Chillingly she continued
‘And so are their families, their schools, the other settings they use and everybody in their communities’.
In Supporting Parents written in 2011 Maggie Atkinson wrote
‘It takes a community to raise a rounded child. Community support and social networks play a vital role in parenting. The report shows 27 per cent of parents find the lack of a community support network the biggest obstacle they face as a parent: this was a higher proportion than those who identified the biggest problem as the relationship with their partner (22 per cent). We need to look at ways this can be improved from supporting community organisers to mentoring and involving parents in services where they can meet others’.
In the ‘supporting community organisers’ linked article the author of that piece writes
‘Best of all would be to live in a society – a Big Society – where the quality of social relationships and human well-being, rather than the relentless pursuit of wealth, are the focus of attention’.
Maggie Atkinson is currently a Director in iMPOWER’s children’s services consultancy, policy and practice team working with local and national government and partners on service and systems improvement.
In September 2015 her earlier LinkedIn profile evidenced her connection with the pseudo education charity Common Purpose.

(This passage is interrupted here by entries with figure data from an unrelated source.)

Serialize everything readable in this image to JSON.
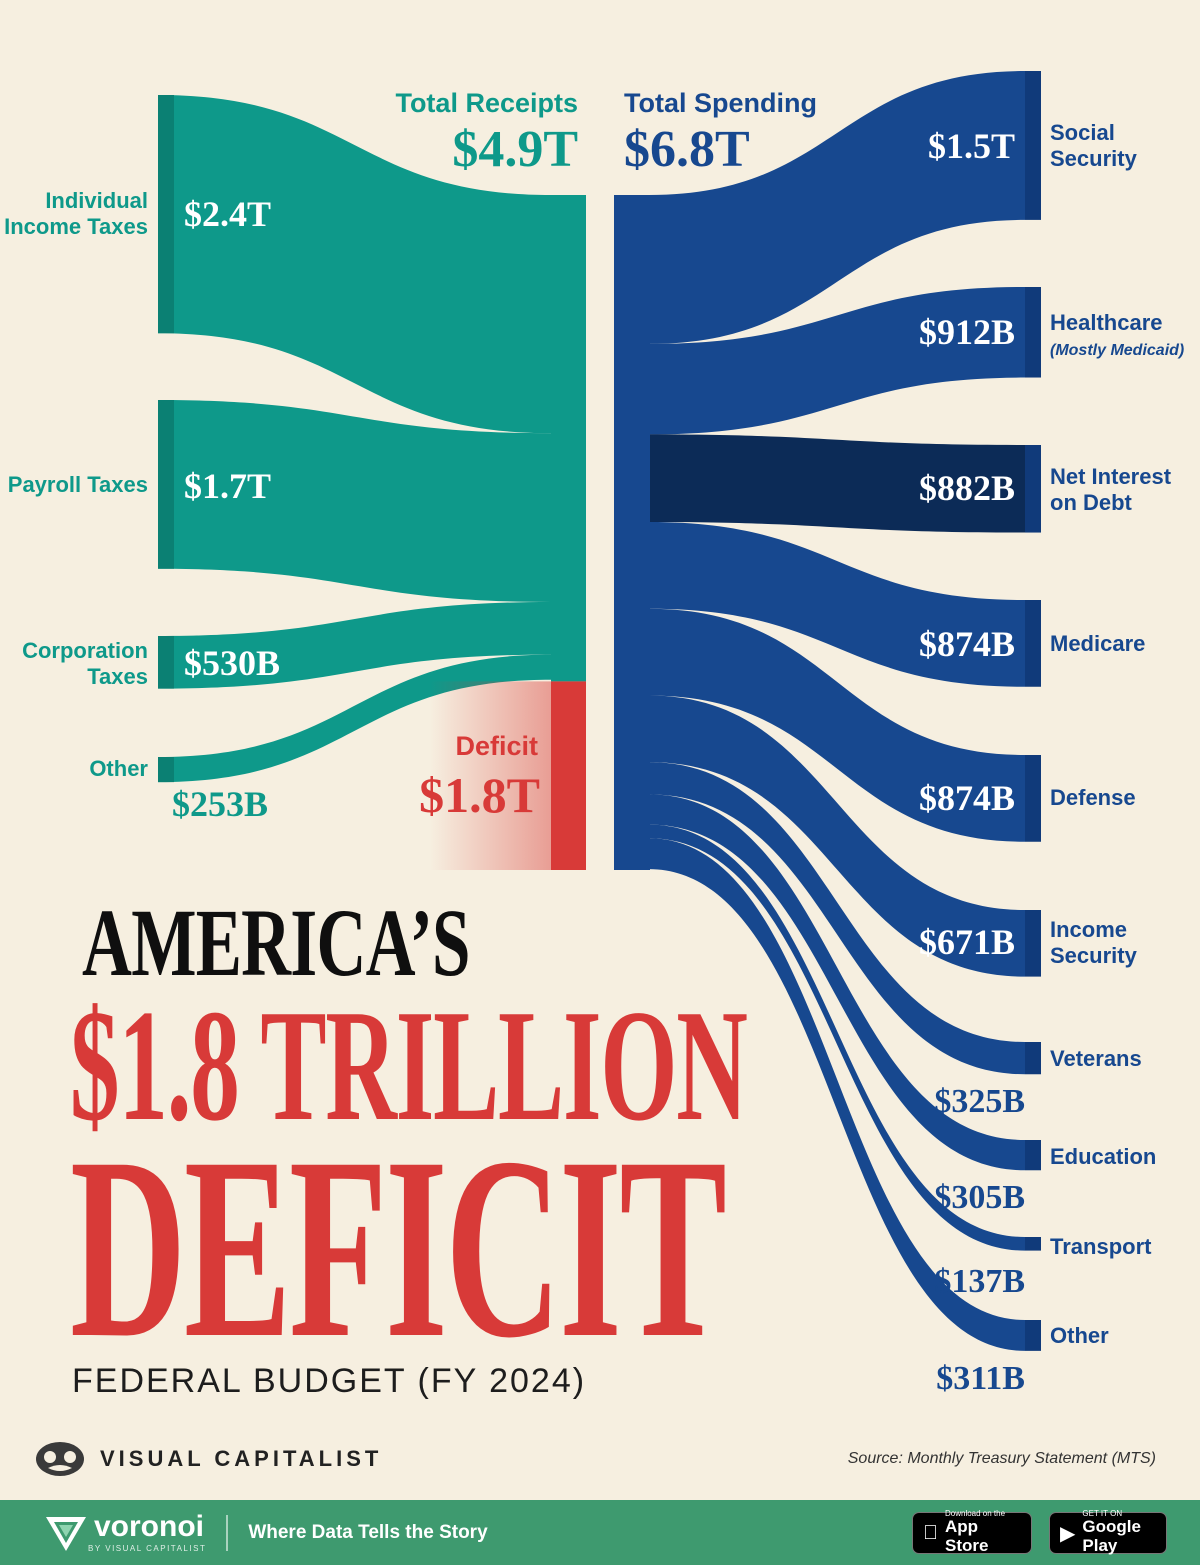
{
  "chart_data": {
    "type": "sankey",
    "title": "America's $1.8 Trillion Deficit",
    "subtitle": "Federal Budget (FY 2024)",
    "units": "USD",
    "receipts": {
      "label": "Total Receipts",
      "total_label": "$4.9T",
      "total": 4.9,
      "items": [
        {
          "name": "Individual Income Taxes",
          "lines": [
            "Individual",
            "Income Taxes"
          ],
          "value": 2.4,
          "value_label": "$2.4T"
        },
        {
          "name": "Payroll Taxes",
          "lines": [
            "Payroll Taxes"
          ],
          "value": 1.7,
          "value_label": "$1.7T"
        },
        {
          "name": "Corporation Taxes",
          "lines": [
            "Corporation",
            "Taxes"
          ],
          "value": 0.53,
          "value_label": "$530B"
        },
        {
          "name": "Other",
          "lines": [
            "Other"
          ],
          "value": 0.253,
          "value_label": "$253B"
        }
      ]
    },
    "deficit": {
      "label": "Deficit",
      "value": 1.8,
      "value_label": "$1.8T"
    },
    "spending": {
      "label": "Total Spending",
      "total_label": "$6.8T",
      "total": 6.8,
      "items": [
        {
          "name": "Social Security",
          "lines": [
            "Social",
            "Security"
          ],
          "note": "",
          "value": 1.5,
          "value_label": "$1.5T"
        },
        {
          "name": "Healthcare",
          "lines": [
            "Healthcare"
          ],
          "note": "(Mostly Medicaid)",
          "value": 0.912,
          "value_label": "$912B"
        },
        {
          "name": "Net Interest on Debt",
          "lines": [
            "Net Interest",
            "on Debt"
          ],
          "note": "",
          "value": 0.882,
          "value_label": "$882B",
          "highlight": true
        },
        {
          "name": "Medicare",
          "lines": [
            "Medicare"
          ],
          "note": "",
          "value": 0.874,
          "value_label": "$874B"
        },
        {
          "name": "Defense",
          "lines": [
            "Defense"
          ],
          "note": "",
          "value": 0.874,
          "value_label": "$874B"
        },
        {
          "name": "Income Security",
          "lines": [
            "Income",
            "Security"
          ],
          "note": "",
          "value": 0.671,
          "value_label": "$671B"
        },
        {
          "name": "Veterans",
          "lines": [
            "Veterans"
          ],
          "note": "",
          "value": 0.325,
          "value_label": "$325B"
        },
        {
          "name": "Education",
          "lines": [
            "Education"
          ],
          "note": "",
          "value": 0.305,
          "value_label": "$305B"
        },
        {
          "name": "Transport",
          "lines": [
            "Transport"
          ],
          "note": "",
          "value": 0.137,
          "value_label": "$137B"
        },
        {
          "name": "Other",
          "lines": [
            "Other"
          ],
          "note": "",
          "value": 0.311,
          "value_label": "$311B"
        }
      ]
    },
    "colors": {
      "receipts": "#0e998a",
      "receipts_dark": "#0b8073",
      "spending": "#17488f",
      "spending_dark": "#103a7a",
      "interest": "#0c2b57",
      "deficit": "#d83a38"
    }
  },
  "title": {
    "line1": "AMERICA’S",
    "line2": "$1.8 TRILLION",
    "line3": "DEFICIT",
    "subtitle": "FEDERAL BUDGET (FY 2024)"
  },
  "brand": {
    "name": "VISUAL CAPITALIST",
    "source": "Source: Monthly Treasury Statement (MTS)"
  },
  "footer": {
    "app_name": "voronoi",
    "app_sub": "BY VISUAL CAPITALIST",
    "tagline": "Where Data Tells the Story",
    "appstore_small": "Download on the",
    "appstore_big": "App Store",
    "play_small": "GET IT ON",
    "play_big": "Google Play"
  }
}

For what purpose would Ed Balls wish to over-ride a Parliamentary Select Committee in 2010 and appoint Maggie Atkinson as Children’s Commissioner? Would it be cynical of us to suggest a pre-planned appointment of a Common Purpose trained operative into a UN specified role just two years prior to the introduction of the UNs own Global Agenda for Social Work and Social Development? For it was in that document that Global Social Work bodies claimed to ‘feel compelled to advocate for a New World Order’.
Is this a further example of the operation of the Common Purpose Effect?